An earthquake with a magnitude of 6.1 struck in the remote Southern Ocean south of New Zealand on Wednesday, the US Geological Survey said.
The quake, at a shallow depth of 10km, was recorded 211km west of the sub-Antarctic Auckland Island, off New Zealand’s South Island, the US Geological Survey said.
It was felt across the Wellington region and at the top of the South Island at 2.42pm local time.
The earthquake struck off the south island. Source: USGS
GeoNet said the moderate quake was centred 25km east of Seddon at a depth of 36km. More than 3000 people registered that they felt it, according to the organisation's website.
There were no tsunami warnings issued immediately after the quake.
Metlink said on Twitter that trains out of the capital will be running at reduced speeds, so small delays should be expected.

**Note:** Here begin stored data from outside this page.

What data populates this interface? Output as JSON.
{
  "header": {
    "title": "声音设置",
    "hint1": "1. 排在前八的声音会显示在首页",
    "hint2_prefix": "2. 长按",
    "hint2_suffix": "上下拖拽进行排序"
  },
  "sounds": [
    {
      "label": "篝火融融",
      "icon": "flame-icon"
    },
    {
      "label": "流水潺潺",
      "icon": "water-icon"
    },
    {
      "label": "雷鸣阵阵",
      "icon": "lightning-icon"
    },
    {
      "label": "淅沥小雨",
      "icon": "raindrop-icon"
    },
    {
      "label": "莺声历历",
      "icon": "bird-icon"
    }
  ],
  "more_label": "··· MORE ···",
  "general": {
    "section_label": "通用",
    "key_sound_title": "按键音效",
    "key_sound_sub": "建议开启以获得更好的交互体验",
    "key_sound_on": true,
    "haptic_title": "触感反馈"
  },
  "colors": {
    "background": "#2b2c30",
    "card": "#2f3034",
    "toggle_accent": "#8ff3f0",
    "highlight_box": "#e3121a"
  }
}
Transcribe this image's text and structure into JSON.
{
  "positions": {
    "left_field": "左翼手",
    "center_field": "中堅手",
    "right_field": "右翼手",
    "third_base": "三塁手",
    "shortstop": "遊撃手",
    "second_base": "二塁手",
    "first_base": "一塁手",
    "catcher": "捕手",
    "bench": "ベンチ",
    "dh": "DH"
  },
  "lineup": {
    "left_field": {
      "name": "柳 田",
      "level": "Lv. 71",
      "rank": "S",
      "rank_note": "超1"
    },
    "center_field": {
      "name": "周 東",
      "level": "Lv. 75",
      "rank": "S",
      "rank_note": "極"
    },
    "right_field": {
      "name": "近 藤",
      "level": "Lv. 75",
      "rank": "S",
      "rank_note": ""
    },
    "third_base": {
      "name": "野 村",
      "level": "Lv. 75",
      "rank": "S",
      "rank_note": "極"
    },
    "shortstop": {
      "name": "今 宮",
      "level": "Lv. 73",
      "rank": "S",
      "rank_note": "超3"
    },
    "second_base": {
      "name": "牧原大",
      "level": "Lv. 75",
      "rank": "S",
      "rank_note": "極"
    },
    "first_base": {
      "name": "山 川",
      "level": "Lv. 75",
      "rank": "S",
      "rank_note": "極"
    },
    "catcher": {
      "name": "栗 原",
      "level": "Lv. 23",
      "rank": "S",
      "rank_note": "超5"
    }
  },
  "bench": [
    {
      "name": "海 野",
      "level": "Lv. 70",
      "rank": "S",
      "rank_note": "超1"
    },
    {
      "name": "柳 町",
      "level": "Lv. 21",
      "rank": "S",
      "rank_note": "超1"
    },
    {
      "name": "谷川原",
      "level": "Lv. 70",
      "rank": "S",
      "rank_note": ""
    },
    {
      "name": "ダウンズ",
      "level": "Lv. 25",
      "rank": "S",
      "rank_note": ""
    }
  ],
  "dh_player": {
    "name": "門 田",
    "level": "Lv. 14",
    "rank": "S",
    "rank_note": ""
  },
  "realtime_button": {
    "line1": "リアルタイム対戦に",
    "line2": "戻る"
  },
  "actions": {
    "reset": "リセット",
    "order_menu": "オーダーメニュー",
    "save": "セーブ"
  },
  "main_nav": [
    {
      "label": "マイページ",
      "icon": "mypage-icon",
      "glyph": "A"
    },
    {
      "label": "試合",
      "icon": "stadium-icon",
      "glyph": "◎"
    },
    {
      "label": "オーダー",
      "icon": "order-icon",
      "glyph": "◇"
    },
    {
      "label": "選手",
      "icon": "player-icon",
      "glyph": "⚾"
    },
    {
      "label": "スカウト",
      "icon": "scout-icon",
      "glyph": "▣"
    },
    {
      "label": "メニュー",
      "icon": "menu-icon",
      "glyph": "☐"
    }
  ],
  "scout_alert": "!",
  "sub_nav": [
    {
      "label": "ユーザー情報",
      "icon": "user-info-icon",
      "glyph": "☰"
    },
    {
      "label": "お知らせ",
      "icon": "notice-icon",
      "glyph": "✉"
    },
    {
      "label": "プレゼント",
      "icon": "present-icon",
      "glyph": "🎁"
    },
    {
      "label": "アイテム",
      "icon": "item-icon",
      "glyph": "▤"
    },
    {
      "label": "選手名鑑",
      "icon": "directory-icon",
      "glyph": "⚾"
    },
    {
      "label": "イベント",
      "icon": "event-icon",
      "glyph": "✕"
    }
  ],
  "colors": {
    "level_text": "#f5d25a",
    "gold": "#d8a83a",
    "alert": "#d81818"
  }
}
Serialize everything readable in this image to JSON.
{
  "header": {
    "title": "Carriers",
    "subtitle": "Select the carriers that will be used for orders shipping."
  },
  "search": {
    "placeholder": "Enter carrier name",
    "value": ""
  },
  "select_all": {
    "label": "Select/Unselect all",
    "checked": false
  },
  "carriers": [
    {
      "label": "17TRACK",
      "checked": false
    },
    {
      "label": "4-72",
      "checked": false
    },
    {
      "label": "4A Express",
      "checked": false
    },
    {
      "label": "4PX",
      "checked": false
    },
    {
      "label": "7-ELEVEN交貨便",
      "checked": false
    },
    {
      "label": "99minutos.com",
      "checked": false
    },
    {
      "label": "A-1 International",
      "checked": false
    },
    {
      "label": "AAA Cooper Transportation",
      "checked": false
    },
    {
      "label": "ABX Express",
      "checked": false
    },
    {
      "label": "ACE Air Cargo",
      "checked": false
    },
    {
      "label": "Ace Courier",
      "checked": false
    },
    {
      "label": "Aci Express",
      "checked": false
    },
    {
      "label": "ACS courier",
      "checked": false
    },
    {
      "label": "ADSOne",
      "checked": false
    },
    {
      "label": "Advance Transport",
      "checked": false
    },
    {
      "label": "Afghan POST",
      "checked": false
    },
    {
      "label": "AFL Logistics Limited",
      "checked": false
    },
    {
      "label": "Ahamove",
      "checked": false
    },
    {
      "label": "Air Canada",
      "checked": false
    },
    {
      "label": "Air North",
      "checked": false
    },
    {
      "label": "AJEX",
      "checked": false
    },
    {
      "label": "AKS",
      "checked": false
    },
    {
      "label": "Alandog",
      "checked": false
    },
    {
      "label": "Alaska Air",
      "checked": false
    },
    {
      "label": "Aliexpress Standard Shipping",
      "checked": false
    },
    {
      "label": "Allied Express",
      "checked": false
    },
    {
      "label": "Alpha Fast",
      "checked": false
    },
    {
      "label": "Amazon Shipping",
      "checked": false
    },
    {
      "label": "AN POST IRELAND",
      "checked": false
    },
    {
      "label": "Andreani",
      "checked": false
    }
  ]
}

On social media, people from Wainuiomata to Whitby, Thorndon to Paraparaumu said they felt the jolt.
A number of office workers in Wellington reported two sharp rumbles.
Anna-Lisa Parsons said it "felt slow and roll-y down by Midland Park [central Wellington]".
Earlier on Wednesday, a magnitude 5.8 earthquake struck 585km south-west of Invercargill.
Residents in Balclutha, Gore, Invercargill, Lumsden, Roxburgh, Te Anau and Tuatapere have reported that they felt shaking, according to GeoNet.
It was initially classified as a strong quake, but has since been classified as moderate.
No damage has been reported in either earthquake.
It comes just hours after Mexico was rocked by a 7.1 magnitude earthquake, killing at least 138 people.